Rien ne prédisposait une ex-khâgneuse lyonnaise à s’aventurer aussi loin de ses pénates pour feuilleter négligemment mais précautionneusement un ouvrage sur l’argot, rien ne l’engageait moins que la perspective de rencontrer et de suivre dans leurs virées les Princes de l’argot de François Cérésa. C’est pourtant ce qu’elle fit.
Surprise, des têtes connues et reconnues (Céline, Villon, Eugène Sue) s’acoquinaient à de parfaits inconnus à ses yeux (Pechon de Ruby, Alphonse Boudard, Auguste Le Breton) et surtout, à de très mauvaises fréquentations, puisque Vidocq, les « chauffeurs » d’Orgères ou Aristide Bruant furent tenus pour tels sur les bancs de ses cours d’histoire et de littérature. L’argot, en général, y avait fort mauvaise presse.
Afin d’ordonner un tant soit peu ce charivari, François Cérésa opte pour le sens chronologique: l’occasion, du XVème siècle à Kaamelott, de rendre ses lettres de noblesse et sa dignité d’objet d’étude avouable, n’en déplaise aux khâgneux, à la langue verte. Par souci d’exhaustivité et par amour de leur « folie des glandeurs », il consacre même les dernières pages à un florilège de grivoiseries et de pirouettes glanées chez les écrivains qui d’ordinaire cachent bien leur jeu – Simone de Beauvoir, Huysmans, Sartre, Stendhal, on en passe et des meilleurs.

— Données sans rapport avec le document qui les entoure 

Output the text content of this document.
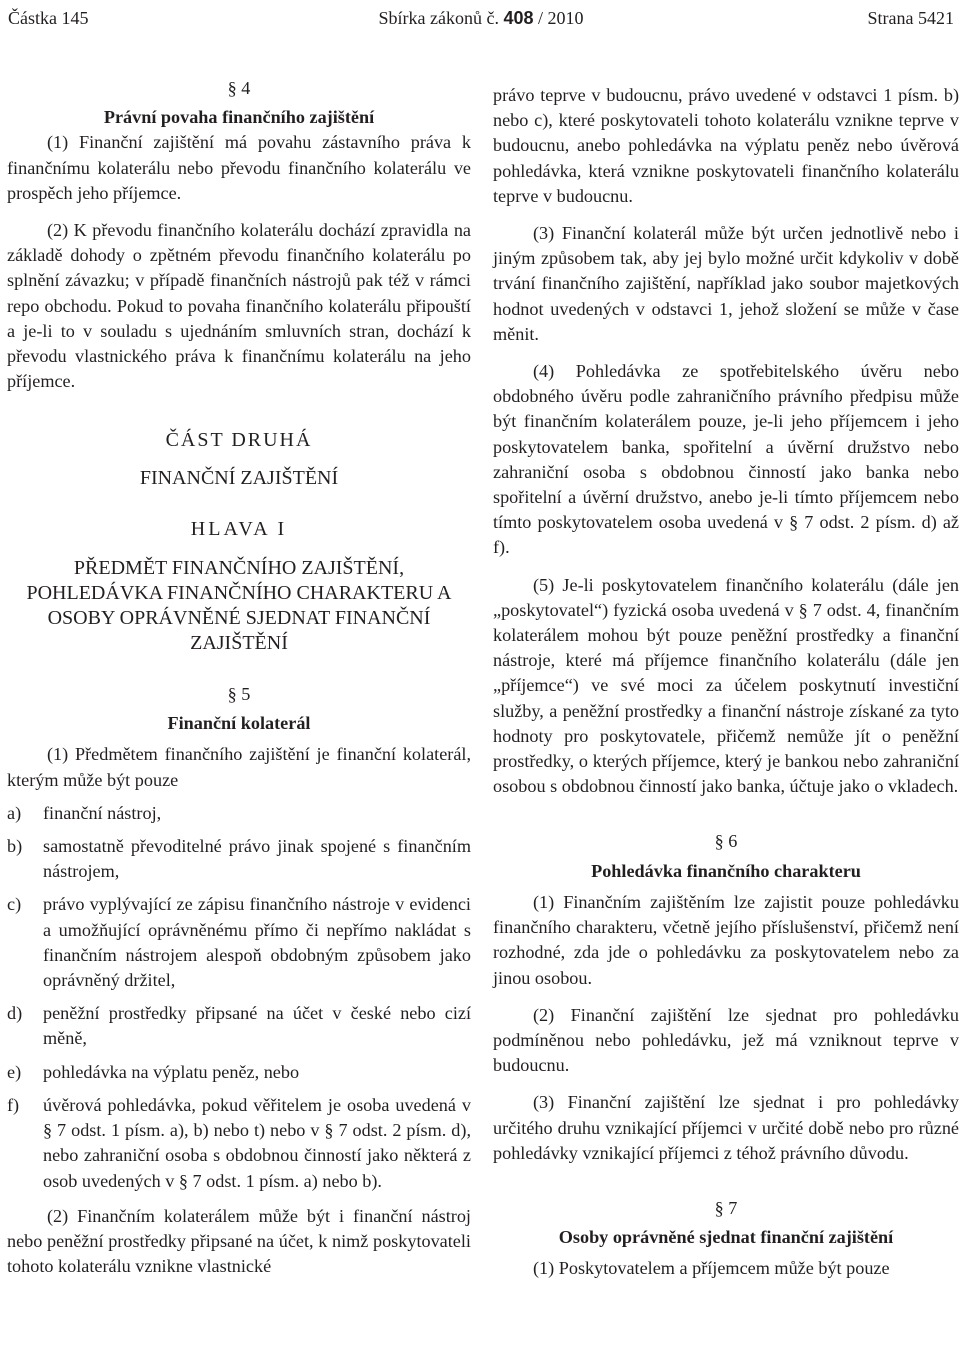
Částka 145	Sbírka zákonů č. 408 / 2010	Strana 5421

§ 4

Právní povaha finančního zajištění

(1) Finanční zajištění má povahu zástavního práva k finančnímu kolaterálu nebo převodu finančního kolaterálu ve prospěch jeho příjemce.

(2) K převodu finančního kolaterálu dochází zpravidla na základě dohody o zpětném převodu finančního kolaterálu po splnění závazku; v případě finančních nástrojů pak též v rámci repo obchodu. Pokud to povaha finančního kolaterálu připouští a je-li to v souladu s ujednáním smluvních stran, dochází k převodu vlastnického práva k finančnímu kolaterálu na jeho příjemce.

ČÁST DRUHÁ
FINANČNÍ ZAJIŠTĚNÍ
HLAVA I
PŘEDMĚT FINANČNÍHO ZAJIŠTĚNÍ, POHLEDÁVKA FINANČNÍHO CHARAKTERU A OSOBY OPRÁVNĚNÉ SJEDNAT FINANČNÍ ZAJIŠTĚNÍ

§ 5

Finanční kolaterál

(1) Předmětem finančního zajištění je finanční kolaterál, kterým může být pouze

a) finanční nástroj,
b) samostatně převoditelné právo jinak spojené s finančním nástrojem,
c) právo vyplývající ze zápisu finančního nástroje v evidenci a umožňující oprávněnému přímo či nepřímo nakládat s finančním nástrojem alespoň obdobným způsobem jako oprávněný držitel,
d) peněžní prostředky připsané na účet v české nebo cizí měně,
e) pohledávka na výplatu peněz, nebo
f) úvěrová pohledávka, pokud věřitelem je osoba uvedená v § 7 odst. 1 písm. a), b) nebo t) nebo v § 7 odst. 2 písm. d), nebo zahraniční osoba s obdobnou činností jako některá z osob uvedených v § 7 odst. 1 písm. a) nebo b).

(2) Finančním kolaterálem může být i finanční nástroj nebo peněžní prostředky připsané na účet, k nimž poskytovateli tohoto kolaterálu vznikne vlastnické

právo teprve v budoucnu, právo uvedené v odstavci 1 písm. b) nebo c), které poskytovateli tohoto kolaterálu vznikne teprve v budoucnu, anebo pohledávka na výplatu peněz nebo úvěrová pohledávka, která vznikne poskytovateli finančního kolaterálu teprve v budoucnu.

(3) Finanční kolaterál může být určen jednotlivě nebo i jiným způsobem tak, aby jej bylo možné určit kdykoliv v době trvání finančního zajištění, například jako soubor majetkových hodnot uvedených v odstavci 1, jehož složení se může v čase měnit.

(4) Pohledávka ze spotřebitelského úvěru nebo obdobného úvěru podle zahraničního právního předpisu může být finančním kolaterálem pouze, je-li jeho příjemcem i jeho poskytovatelem banka, spořitelní a úvěrní družstvo nebo zahraniční osoba s obdobnou činností jako banka nebo spořitelní a úvěrní družstvo, anebo je-li tímto příjemcem nebo tímto poskytovatelem osoba uvedená v § 7 odst. 2 písm. d) až f).

(5) Je-li poskytovatelem finančního kolaterálu (dále jen „poskytovatel“) fyzická osoba uvedená v § 7 odst. 4, finančním kolaterálem mohou být pouze peněžní prostředky a finanční nástroje, které má příjemce finančního kolaterálu (dále jen „příjemce“) ve své moci za účelem poskytnutí investiční služby, a peněžní prostředky a finanční nástroje získané za tyto hodnoty pro poskytovatele, přičemž nemůže jít o peněžní prostředky, o kterých příjemce, který je bankou nebo zahraniční osobou s obdobnou činností jako banka, účtuje jako o vkladech.

§ 6

Pohledávka finančního charakteru

(1) Finančním zajištěním lze zajistit pouze pohledávku finančního charakteru, včetně jejího příslušenství, přičemž není rozhodné, zda jde o pohledávku za poskytovatelem nebo za jinou osobou.

(2) Finanční zajištění lze sjednat pro pohledávku podmíněnou nebo pohledávku, jež má vzniknout teprve v budoucnu.

(3) Finanční zajištění lze sjednat i pro pohledávky určitého druhu vznikající příjemci v určité době nebo pro různé pohledávky vznikající příjemci z téhož právního důvodu.

§ 7

Osoby oprávněné sjednat finanční zajištění

(1) Poskytovatelem a příjemcem může být pouze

Ce ne sont plus les commentaires du Lagarde et Michard qu’il s’agit de parcourir, les yeux ensommeillés, à l’abri d’une bibliothèque, ce serait trop facile ! Chaque chapitre est un nouveau coupe-gorge. Car sitôt poussée la porte, c’est à la cour des Miracles que la jeune fille un peu trop curieuse atterrit. Alice au pays des fripouilles peinera à reconnaître Céline dans ce « gars au bar, clope au bec, blanc limé à portée de main, désabusé, moqueur, le regard dans le vide ». Elle tombera sur Villon, non le flamboyant auteur de la Ballade des pendus mais celui dont le jargon des coquillards lui donnait des sueurs froides, le Villon « voyou métaphysique, tout feu tout flamme mais plutôt moche et chétif ». Fleur-d’Epine, Robillard, Poulailler et Beau-François, déjà prêts à mettre les voiles la regarderont de travers et elle se verra forcée de boire une absinthe à la santé de Bruant dans un coin qui ressemble à la scène du Chat Noir.

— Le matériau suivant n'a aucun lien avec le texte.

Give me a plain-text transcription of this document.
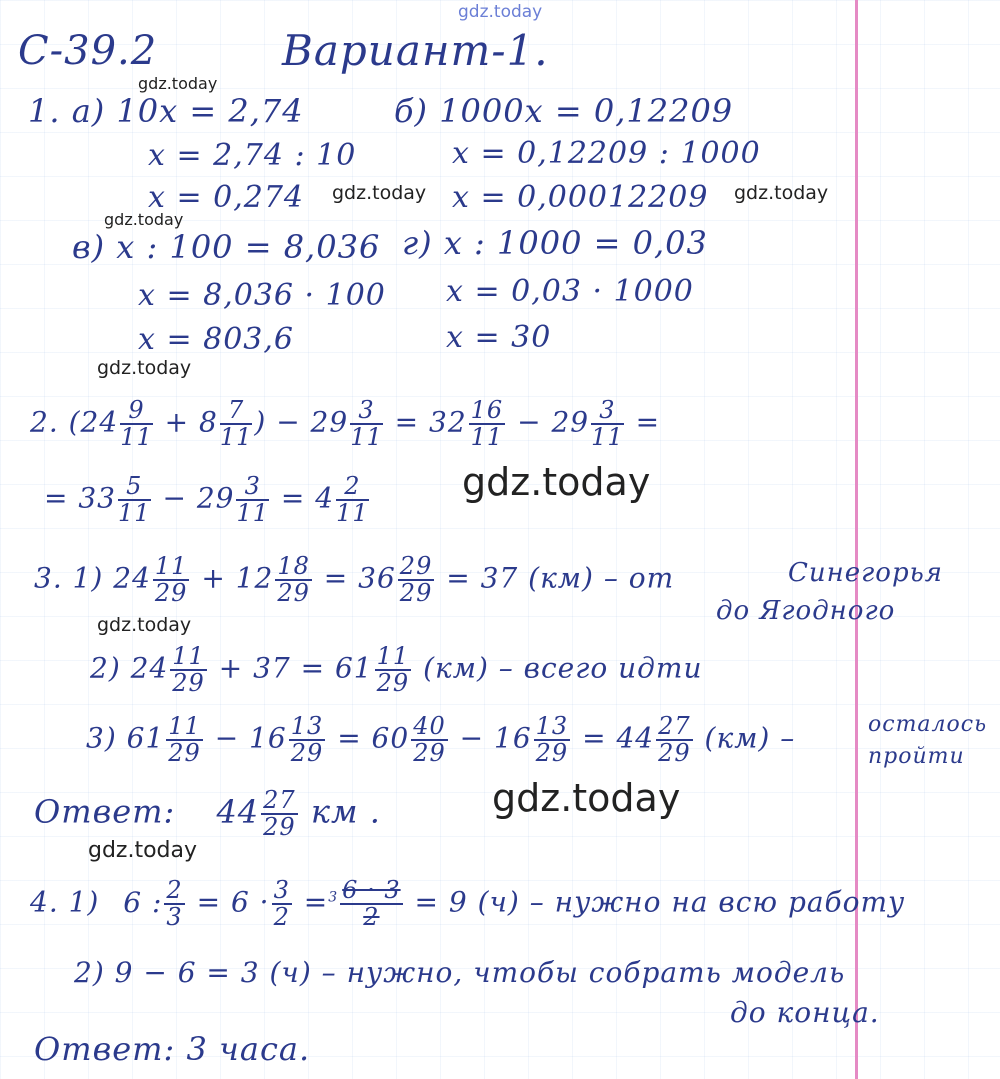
gdz.today
gdz.today
gdz.today	gdz.today
gdz.today
gdz.today
gdz.today
gdz.today
gdz.today
gdz.today
С-39.2	Вариант-1.
1. а) 10x = 2,74
x = 2,74 : 10
x = 0,274
б) 1000x = 0,12209
x = 0,12209 : 1000
x = 0,00012209
в) x : 100 = 8,036
x = 8,036 · 100
x = 803,6
г) x : 1000 = 0,03
x = 0,03 · 1000
x = 30
2. ($24 \frac{9}{11} + 8 \frac{7}{11}$ ) − $29 \frac{3}{11} = 32 \frac{16}{11} - 29 \frac{3}{11}$ =
= $33 \frac{5}{11} - 29 \frac{3}{11} = 4 \frac{2}{11}$
3. 1) $24 \frac{11}{29} + 12 \frac{18}{29} = 36 \frac{29}{29} = 37$ (км) – от	Синегорья
до Ягодного
2) $24 \frac{11}{29} + 37 = 61 \frac{11}{29} (км)$ – всего идти
3) $61 \frac{11}{29} - 16 \frac{13}{29} = 60 \frac{40}{29} - 16 \frac{13}{29} = 44 \frac{27}{29} (км)$ –	осталось
пройти
Ответ: $44 \frac{27}{29}$ км .
4. 1) 6 : $\frac{2}{3} = 6 \cdot \frac{3}{2} =^3 \frac{6 \cdot 3}{2} = 9$ (ч) – нужно на всю работу
2) 9 − 6 = 3 (ч) – нужно, чтобы собрать модель
до конца.
Ответ: 3 часа.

Renaud y montera un instant pour chanter « Laisse béton », elle se laissera sûrement inviter à danser par Frédéric Dard. Et frissonnant encore d’avoir dû se faufiler dans des ruelles sombres où « les lames de sacagne luisaient sous un rayon de lune » et d’avoir cru entrevoir François Vidocq, ne comprenant pas un traître mot de ce qui se dit autour d’elle, elle commencera à regretter d’avoir attendu si longtemps pour se dévergonder.
D’autant qu’il semble y avoir du génie là-dedans, du panache, des réflexes, une « élégance de grammairien ». La langue française sans le vernis a autant, voire plus de brillant que sa version sage : l’argot est un snobisme qui précède celui des universitaires, arrivés après la bataille pour lui accoler leur propre jargon.
L’apprentissage ne fait que commencer. Heureusement, avec François Cérésa pour guide, elle ne risque (presque) rien.
Les Princes de l’argot, François Cérésa (Écriture).